Government sources said chief minister Kiran Reddy had ruled out a government takeover of the trust saying he didn’t want “headaches”, but asserted he would not let it “become a playground of vested interests, either”.

Three names have emerged as possible heads of the trust, since Sai Baba did not name a successor. The monk had prophesied that he would live till 93, after which his successor would be born in Karnataka’s Mandya district in 2030.

The trust has said in a statement that “there will be no vacuum” and is expected to name a chairperson. The front-runner seems to be K. Chakravarthi, former IAS officer and the son of C. Rajagopalachari. He has been trust secretary since 1994 but has been accused by some devotees of keeping Sai Baba away from the masses and his family.

Villagers in and around Puttaparthi claim that Sai Baba’s late brother Jankiram — who was also Anantpur district Congress president — used to meet them, solve their problems and often took them to the guru. But after his death, Chakravarthi became too powerful.

A second candidate is Jankiram’s son R.J. Ratnakar Raju, an MBA and the only family member of Sai Baba in the trust, but he does not seem to enjoy the confidence of most trust members. The third contender is Sathyajit, 33, Sai Baba’s personal attendant since 2002.

The trust, established in September 1972, oversees projects across 165 countries. From the vast ashrams in Puttaparthi and Whitefield (near Bangalore), it runs 25,000 temples, 75 to 100 hospitals and clinics, and nearly 3,150 educational institutions including two universities. Its funds have been built through donations from an estimated 30 million devotees, but the details of its income (entirely tax-free) and expenditures are shrouded in secrecy.

Since 1980, it has been under the direct purview of the Union home ministry (under the Foreign Contribution Regulation Act) and is exempted from filing annual reports to the state government.

“The trust is not answerable to the state government, so we have no documents relating to it,” principal secretary, endowments, K.V. Ramanachary said.

The trust recently denied media reports of funds diversion and allegations that two truckloads of ashram documents, cash and gold were moved out of Puttaparthi.

“Nobody dared raise these issues when Sai Baba was in good health but now everybody wants to know if something is missing,” rued Parama Shiva, a veteran ashram worker.

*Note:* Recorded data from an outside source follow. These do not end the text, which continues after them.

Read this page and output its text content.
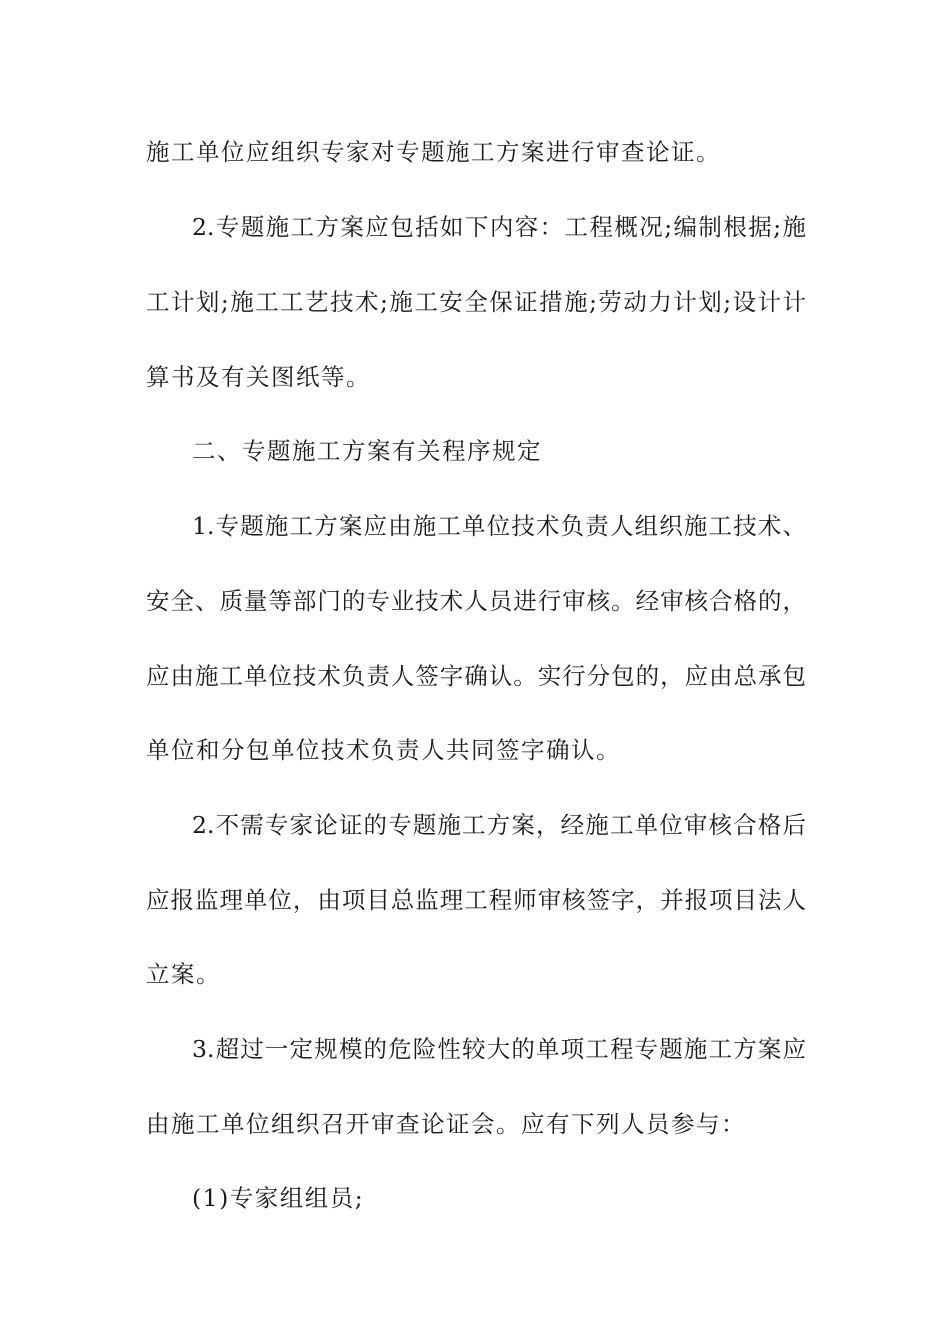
施工单位应组织专家对专题施工方案进行审查论证。
2.专题施工方案应包括如下内容：工程概况;编制根据;施
工计划;施工工艺技术;施工安全保证措施;劳动力计划;设计计
算书及有关图纸等。
二、专题施工方案有关程序规定
1.专题施工方案应由施工单位技术负责人组织施工技术、
安全、质量等部门的专业技术人员进行审核。经审核合格的，
应由施工单位技术负责人签字确认。实行分包的，应由总承包
单位和分包单位技术负责人共同签字确认。
2.不需专家论证的专题施工方案，经施工单位审核合格后
应报监理单位，由项目总监理工程师审核签字，并报项目法人
立案。
3.超过一定规模的危险性较大的单项工程专题施工方案应
由施工单位组织召开审查论证会。应有下列人员参与：
(1)专家组组员;
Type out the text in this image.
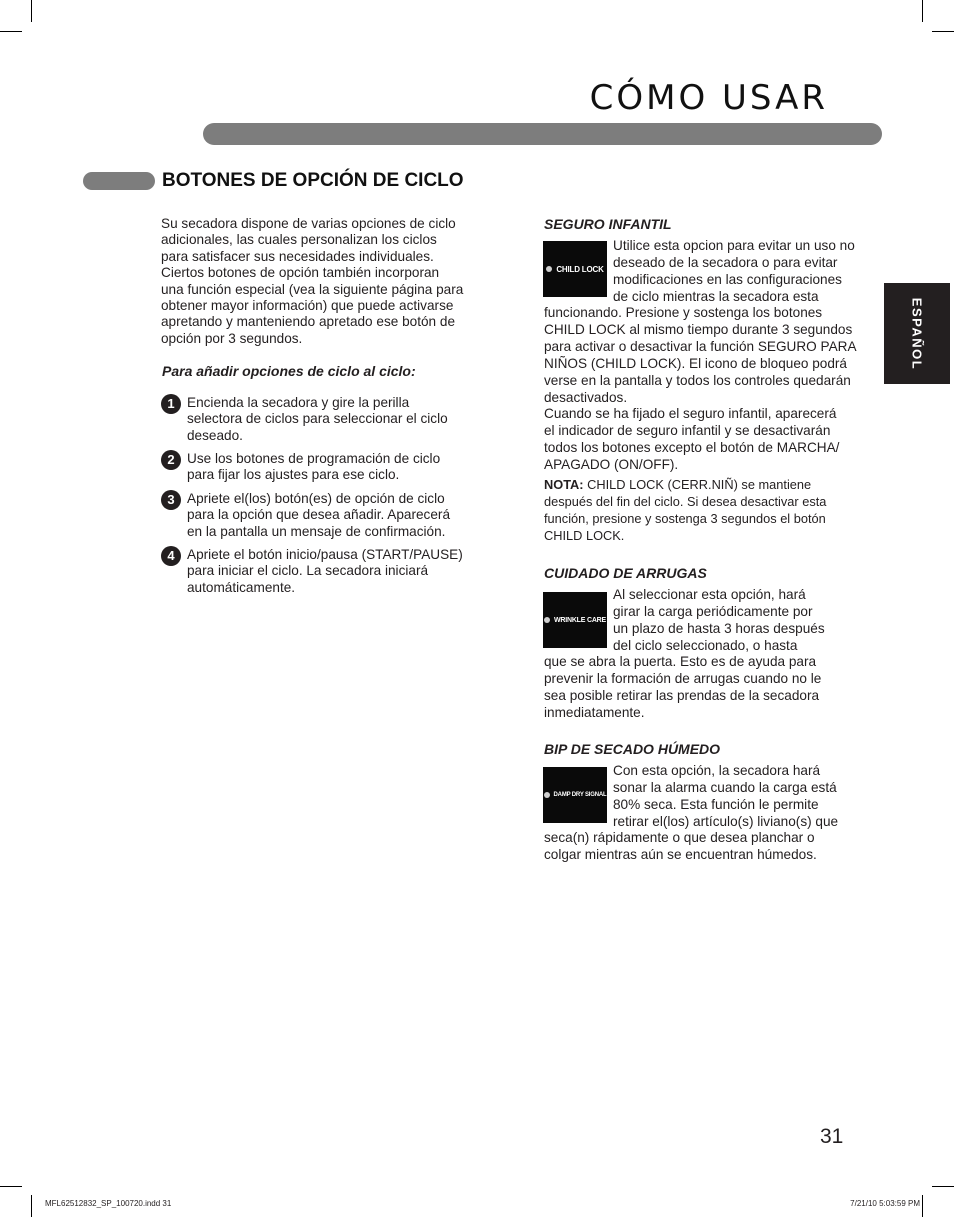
CÓMO USAR
BOTONES DE OPCIÓN DE CICLO
ESPAÑOL
Su secadora dispone de varias opciones de ciclo
adicionales, las cuales personalizan los ciclos
para satisfacer sus necesidades individuales.
Ciertos botones de opción también incorporan
una función especial (vea la siguiente página para
obtener mayor información) que puede activarse
apretando y manteniendo apretado ese botón de
opción por 3 segundos.
Para añadir opciones de ciclo al ciclo:
1 Encienda la secadora y gire la perilla
selectora de ciclos para seleccionar el ciclo
deseado.
2 Use los botones de programación de ciclo
para fijar los ajustes para ese ciclo.
3 Apriete el(los) botón(es) de opción de ciclo
para la opción que desea añadir. Aparecerá
en la pantalla un mensaje de confirmación.
4 Apriete el botón inicio/pausa (START/PAUSE)
para iniciar el ciclo. La secadora iniciará
automáticamente.
SEGURO INFANTIL
CHILD LOCK
Utilice esta opcion para evitar un uso no
deseado de la secadora o para evitar
modificaciones en las configuraciones
de ciclo mientras la secadora esta
funcionando. Presione y sostenga los botones
CHILD LOCK al mismo tiempo durante 3 segundos
para activar o desactivar la función SEGURO PARA
NIÑOS (CHILD LOCK). El icono de bloqueo podrá
verse en la pantalla y todos los controles quedarán
desactivados.
Cuando se ha fijado el seguro infantil, aparecerá
el indicador de seguro infantil y se desactivarán
todos los botones excepto el botón de MARCHA/
APAGADO (ON/OFF).
NOTA: CHILD LOCK (CERR.NIÑ) se mantiene
después del fin del ciclo. Si desea desactivar esta
función, presione y sostenga 3 segundos el botón
CHILD LOCK.
CUIDADO DE ARRUGAS
WRINKLE CARE
Al seleccionar esta opción, hará
girar la carga periódicamente por
un plazo de hasta 3 horas después
del ciclo seleccionado, o hasta
que se abra la puerta. Esto es de ayuda para
prevenir la formación de arrugas cuando no le
sea posible retirar las prendas de la secadora
inmediatamente.
BIP DE SECADO HÚMEDO
DAMP DRY SIGNAL
Con esta opción, la secadora hará
sonar la alarma cuando la carga está
80% seca. Esta función le permite
retirar el(los) artículo(s) liviano(s) que
seca(n) rápidamente o que desea planchar o
colgar mientras aún se encuentran húmedos.
31
MFL62512832_SP_100720.indd 31	7/21/10 5:03:59 PM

Most of Sai Baba’s institutions function like corporate offices with high-speed broadband, computers and hotlines, and are run by professional chartered accountants and skilled managers.

Till now, Sai Baba chaired the trust, whose members include Chakravarti (secretary), Ratnakar Raju (Sai Baba’s nephew), former Chief Justice of India P.N. Bhagwati, Mumbai chartered accountant Indulal Shah, former chief vigilance commissioner S.V. Giri, former CII national president V. Srinivasan of the TVS group, Bangalore advocate S.S. Naganand, former Canara Bank chairperson J.V. Shetty, and former Indian Overseas Bank chairperson T.K. Bhagwat.

Hometown fears

Kitchen fires stayed unlit in most homes as Puttaparthi pondered life without its Baba.

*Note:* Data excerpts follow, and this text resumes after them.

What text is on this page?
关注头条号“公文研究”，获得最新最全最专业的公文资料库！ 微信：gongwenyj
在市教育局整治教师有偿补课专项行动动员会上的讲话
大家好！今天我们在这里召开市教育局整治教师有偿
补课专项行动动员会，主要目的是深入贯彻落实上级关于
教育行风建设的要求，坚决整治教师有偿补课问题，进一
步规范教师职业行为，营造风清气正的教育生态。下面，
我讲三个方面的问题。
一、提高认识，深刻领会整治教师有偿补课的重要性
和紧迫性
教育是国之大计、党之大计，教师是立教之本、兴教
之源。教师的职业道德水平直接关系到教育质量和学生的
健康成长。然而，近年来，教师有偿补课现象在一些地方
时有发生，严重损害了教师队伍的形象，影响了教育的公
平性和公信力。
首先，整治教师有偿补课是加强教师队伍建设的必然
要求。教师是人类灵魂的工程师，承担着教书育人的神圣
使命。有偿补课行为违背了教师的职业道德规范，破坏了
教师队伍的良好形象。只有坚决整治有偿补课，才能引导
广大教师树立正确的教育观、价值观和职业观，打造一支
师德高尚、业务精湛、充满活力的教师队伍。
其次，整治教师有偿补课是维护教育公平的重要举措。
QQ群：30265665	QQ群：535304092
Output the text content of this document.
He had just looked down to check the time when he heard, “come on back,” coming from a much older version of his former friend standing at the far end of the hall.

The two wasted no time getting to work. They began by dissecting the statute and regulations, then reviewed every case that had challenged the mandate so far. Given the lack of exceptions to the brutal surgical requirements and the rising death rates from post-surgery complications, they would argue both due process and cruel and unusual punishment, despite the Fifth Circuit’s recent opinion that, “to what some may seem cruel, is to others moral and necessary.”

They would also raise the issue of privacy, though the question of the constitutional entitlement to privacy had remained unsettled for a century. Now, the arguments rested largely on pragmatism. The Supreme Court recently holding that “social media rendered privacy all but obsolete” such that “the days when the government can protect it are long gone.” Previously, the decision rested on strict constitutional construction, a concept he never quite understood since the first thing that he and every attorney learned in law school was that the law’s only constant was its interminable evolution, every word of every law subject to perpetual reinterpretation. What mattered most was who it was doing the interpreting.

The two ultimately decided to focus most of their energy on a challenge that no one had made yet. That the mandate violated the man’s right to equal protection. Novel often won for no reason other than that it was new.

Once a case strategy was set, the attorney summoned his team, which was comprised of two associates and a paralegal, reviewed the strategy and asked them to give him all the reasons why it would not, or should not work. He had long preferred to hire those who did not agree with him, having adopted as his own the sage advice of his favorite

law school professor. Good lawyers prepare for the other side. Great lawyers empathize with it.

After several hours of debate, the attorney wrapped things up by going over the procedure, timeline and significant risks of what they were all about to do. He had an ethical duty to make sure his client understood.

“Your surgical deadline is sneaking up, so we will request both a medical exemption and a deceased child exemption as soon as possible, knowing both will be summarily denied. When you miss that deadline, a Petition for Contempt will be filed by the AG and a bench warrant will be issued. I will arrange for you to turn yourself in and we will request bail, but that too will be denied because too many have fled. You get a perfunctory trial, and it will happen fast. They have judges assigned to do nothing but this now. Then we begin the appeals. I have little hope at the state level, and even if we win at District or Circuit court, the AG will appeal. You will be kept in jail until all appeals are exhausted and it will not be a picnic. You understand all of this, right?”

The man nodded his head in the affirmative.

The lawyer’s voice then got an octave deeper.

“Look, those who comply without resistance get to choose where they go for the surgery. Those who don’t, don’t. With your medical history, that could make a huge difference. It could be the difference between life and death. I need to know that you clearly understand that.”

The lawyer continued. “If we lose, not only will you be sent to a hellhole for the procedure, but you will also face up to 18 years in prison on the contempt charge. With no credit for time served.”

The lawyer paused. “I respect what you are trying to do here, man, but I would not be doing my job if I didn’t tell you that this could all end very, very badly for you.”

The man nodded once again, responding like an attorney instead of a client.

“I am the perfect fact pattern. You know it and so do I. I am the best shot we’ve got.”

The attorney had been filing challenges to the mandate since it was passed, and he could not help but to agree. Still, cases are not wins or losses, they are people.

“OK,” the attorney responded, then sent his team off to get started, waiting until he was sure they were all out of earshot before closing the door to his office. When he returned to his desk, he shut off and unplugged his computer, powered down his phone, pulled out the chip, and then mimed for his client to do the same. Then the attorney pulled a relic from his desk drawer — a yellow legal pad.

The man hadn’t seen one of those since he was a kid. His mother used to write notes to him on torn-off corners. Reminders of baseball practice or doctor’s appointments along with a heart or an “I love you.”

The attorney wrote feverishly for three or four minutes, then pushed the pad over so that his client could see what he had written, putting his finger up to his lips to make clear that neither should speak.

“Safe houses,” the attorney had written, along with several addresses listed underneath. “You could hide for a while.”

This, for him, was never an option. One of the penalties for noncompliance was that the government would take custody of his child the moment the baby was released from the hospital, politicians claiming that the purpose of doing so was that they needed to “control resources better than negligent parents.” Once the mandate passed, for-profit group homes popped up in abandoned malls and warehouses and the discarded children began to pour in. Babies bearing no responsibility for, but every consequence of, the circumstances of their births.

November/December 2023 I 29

“I don’t know where to go; nobody will come to Puttaparthi and buy from us,” feared Purushottam, who sells Sai Baba mementos on Puttaparthi’s main road.

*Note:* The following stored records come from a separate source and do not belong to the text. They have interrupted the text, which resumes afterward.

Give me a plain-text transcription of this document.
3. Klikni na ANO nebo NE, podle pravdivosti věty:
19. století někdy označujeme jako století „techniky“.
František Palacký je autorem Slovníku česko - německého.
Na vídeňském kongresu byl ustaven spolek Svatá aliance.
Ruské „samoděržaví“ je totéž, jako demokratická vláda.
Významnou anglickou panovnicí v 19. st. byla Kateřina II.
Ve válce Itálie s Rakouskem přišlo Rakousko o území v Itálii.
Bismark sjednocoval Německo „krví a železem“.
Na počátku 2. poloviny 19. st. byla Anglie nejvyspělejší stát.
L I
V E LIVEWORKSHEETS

Even the army of 275 volunteers who depend on the ashram’s charity and carry out chores are panicky. “We don’t know what the trust will do now. Without Sai Baba, visitors may stop coming and the coffers may dry up,” said Shivlal, 78.

K.A.N. Murthy, a hotel owner and a weaving community leader, said: “Without Sai Baba, I do not see any charm in living in Puttaparthi. I would rather leave in search of peace and livelihood.”

Vegetable seller Mangamma, 46, wondered what would happen if the trust stopped offering free education and health care.

A district official said Puttaparthi used to be a hamlet of 45 households in the 1970s but thanks to Sai Baba, had grown into a thriving town of 50,000 with all the amenities of a municipal corporation.